You’ve got an idea of how to solve a problem. Great! How can you know if it’ll work?

The most obvious way is to test the idea. If your problem space is small enough, you might even be able to test it while controlling some variables. However, odds are good that you’re dealing with a problem space that doesn’t lend itself to a controlled environment or a quick feedback loop. In these cases, the ability to quickly gauge the efficacy of an idea is important because it helps prevent you from wasting time. But sometimes you’re not able to prove whether or not a solution is possible. That could be because of limited resources for testing (maybe you don’t have the budget for a large survey of prospective users), or it’s impractical to test (maybe you’re working on a solution for protecting earth from comet collisions).

In cases like this, it may be much easier to disprove your idea. If you’re trying to implement a solution to a problem, your plan needs to hold up against reality. If you are able to disprove all or part of your solution, you can either correct your assumptions or completely change your perspective of the problem. The sooner you can do this, the sooner you can improve your approach.

There are a few ways to go about disproving your idea. One is to identify the components and examine the connecting spaces. Are there transitions between steps or interactions between elements? If so, are there any inconsistencies that you can’t resolve? If you are designing a process, record where pieces of information are created and used. Is there a point where information is required prior to its creation? Or is there a gap where the information doesn’t have a path between its creation and use?

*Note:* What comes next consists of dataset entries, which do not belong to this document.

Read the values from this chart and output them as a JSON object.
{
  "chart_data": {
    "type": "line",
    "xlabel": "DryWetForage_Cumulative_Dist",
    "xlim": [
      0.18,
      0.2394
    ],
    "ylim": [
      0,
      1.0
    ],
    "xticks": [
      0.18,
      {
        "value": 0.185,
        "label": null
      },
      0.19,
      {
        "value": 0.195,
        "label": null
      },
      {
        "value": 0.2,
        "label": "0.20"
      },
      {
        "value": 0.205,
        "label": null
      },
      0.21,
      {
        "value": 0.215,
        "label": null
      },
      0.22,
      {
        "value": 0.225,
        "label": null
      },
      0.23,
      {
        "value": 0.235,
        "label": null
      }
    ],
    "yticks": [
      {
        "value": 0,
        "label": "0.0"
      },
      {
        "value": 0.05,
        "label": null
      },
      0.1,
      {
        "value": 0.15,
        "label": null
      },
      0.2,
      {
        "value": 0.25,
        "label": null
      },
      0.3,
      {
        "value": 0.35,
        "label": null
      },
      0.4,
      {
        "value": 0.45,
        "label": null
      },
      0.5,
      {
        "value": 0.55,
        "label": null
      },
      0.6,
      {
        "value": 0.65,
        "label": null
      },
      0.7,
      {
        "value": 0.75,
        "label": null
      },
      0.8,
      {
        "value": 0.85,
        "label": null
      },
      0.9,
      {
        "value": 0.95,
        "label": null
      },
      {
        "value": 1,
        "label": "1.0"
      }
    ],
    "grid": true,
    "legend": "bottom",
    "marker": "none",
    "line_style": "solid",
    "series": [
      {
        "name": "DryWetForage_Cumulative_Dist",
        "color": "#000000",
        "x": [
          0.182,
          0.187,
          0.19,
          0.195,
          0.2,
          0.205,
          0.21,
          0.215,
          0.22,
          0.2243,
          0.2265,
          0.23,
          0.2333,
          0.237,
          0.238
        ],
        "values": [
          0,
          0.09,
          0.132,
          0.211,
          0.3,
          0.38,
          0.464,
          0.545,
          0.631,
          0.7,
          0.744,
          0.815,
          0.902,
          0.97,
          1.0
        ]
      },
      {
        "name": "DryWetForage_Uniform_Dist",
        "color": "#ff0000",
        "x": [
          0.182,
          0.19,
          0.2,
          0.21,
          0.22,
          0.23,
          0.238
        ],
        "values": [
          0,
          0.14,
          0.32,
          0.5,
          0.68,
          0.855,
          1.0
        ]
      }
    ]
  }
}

Another approach is to look for scenarios that should be impossible according to your mental model. As an example, if you had a solution that depends on getting a certain degree of accuracy from a piece of hardware. Start by determining whether or not our current understanding of physics allows for that level of accuracy.

Now that you’ve punched a hole in your plan, what do you do next?

Your first option is to repair the hole you just created. Was there a false assumption? Correct that assumption and see how that affects any dependent theories. Was there information you had previously missed? Add that to your view of the problem space and see what changes. Was there an edge case you hadn’t considered? Focus on solving just the edge cases and see how that handles the common case.

Your second option is to choose a fundamentally different approach. Did the issue you encountered break your entire approach? It’s time to look for a new path, not just a branch of your current path. You could use lateral thinking to find non-obvious solutions. Try to find a solution that might be simpler, more elegant, or more efficient. You can look for inspiration in an organic analogy. Identify the hardest-to-solve aspects of your problem and see what they have in common, then see if a solution can be formed from that commonality. Use the Five Whys approach to look at the problems behind the problem — you may find that the problem you’re experiencing is just a symptom of a larger (but solvable) problem.

What do you do if you’re unable to disprove your idea? What have you learned? Technically, nothing. The lack of disproving isn’t the same as proving. You may indeed be on the right path, or you may not have found the right aspect to disprove. This just means that you haven’t found the right test, which might ultimately be the actual implementation of the idea. If this is the case, proceed — but with caution.